Over the course of the pandemic, central banks have pumped around $9 trillion worth of new money into the global financial system. This comes on top of the $10 trillion added between the financial crisis and the pandemic. The world is awash with central bank money, and it’s all flowing up rather than trickling down.
Central bankers initially argued that quantitative easing — as the policy of creating new money to purchase assets such as government bonds is known — would boost lending by providing commercial banks with more cash. Of course, the issue banks were facing in the wake of the financial crisis was not a lack of access to cash, but a lack of viable investment opportunities in the context of chronically deficient demand, exacerbated by austerity.
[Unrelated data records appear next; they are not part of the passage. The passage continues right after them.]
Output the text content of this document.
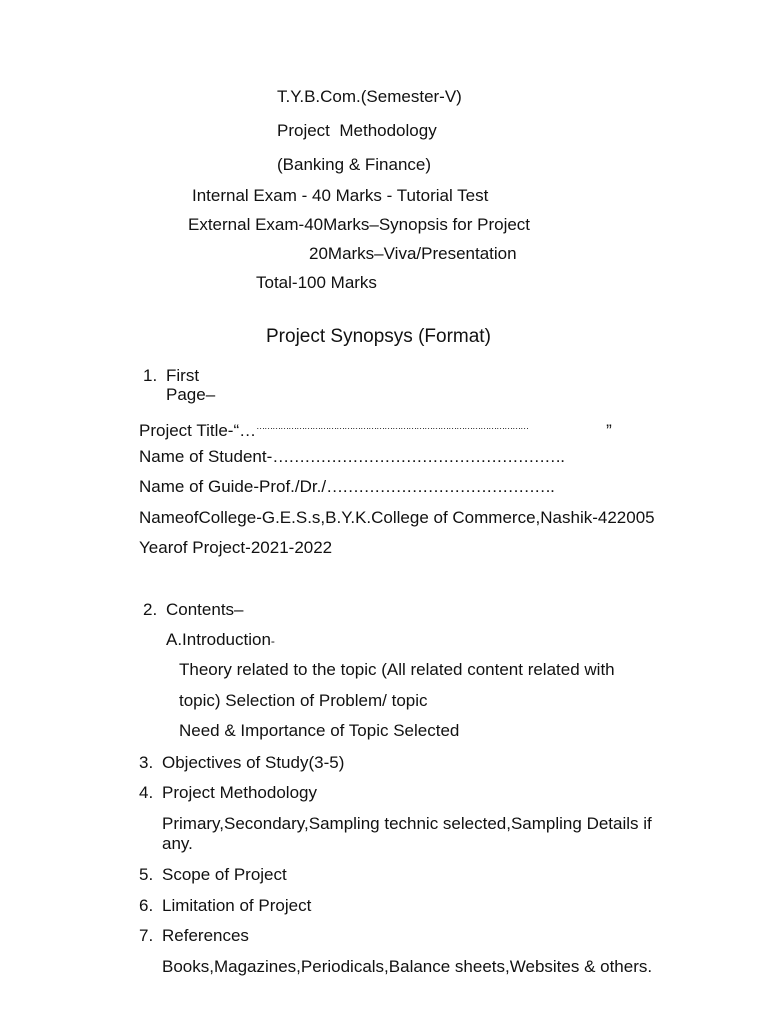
T.Y.B.Com.(Semester-V)
Project  Methodology
(Banking & Finance)
Internal Exam - 40 Marks - Tutorial Test
External Exam-40Marks–Synopsis for Project
20Marks–Viva/Presentation
Total-100 Marks
Project Synopsys (Format)
1. First
Page–
Project Title-“……………………………………………………………………………………………	”
Name of Student-……………………………………………….
Name of Guide-Prof./Dr./…………………………………….
NameofCollege-G.E.S.s,B.Y.K.College of Commerce,Nashik-422005
Yearof Project-2021-2022
2. Contents–
A.Introduction-
Theory related to the topic (All related content related with
topic) Selection of Problem/ topic
Need & Importance of Topic Selected
3. Objectives of Study(3-5)
4. Project Methodology
Primary,Secondary,Sampling technic selected,Sampling Details if
any.
5. Scope of Project
6. Limitation of Project
7. References
Books,Magazines,Periodicals,Balance sheets,Websites & others.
It ultimately became clear that QE worked, but not in the way we had initially been told. Rather than boosting lending, QE came to operate through a portfolio rebalancing effect — in essence, when governments purchased long-dated government debt, they provided private investors with cash that needed somewhere to go.
Investors responded by rebalancing their portfolios away from government bonds, which were providing negligible yields thanks to increased central bank demand, and toward other assets like equities, corporate bonds, and real estate.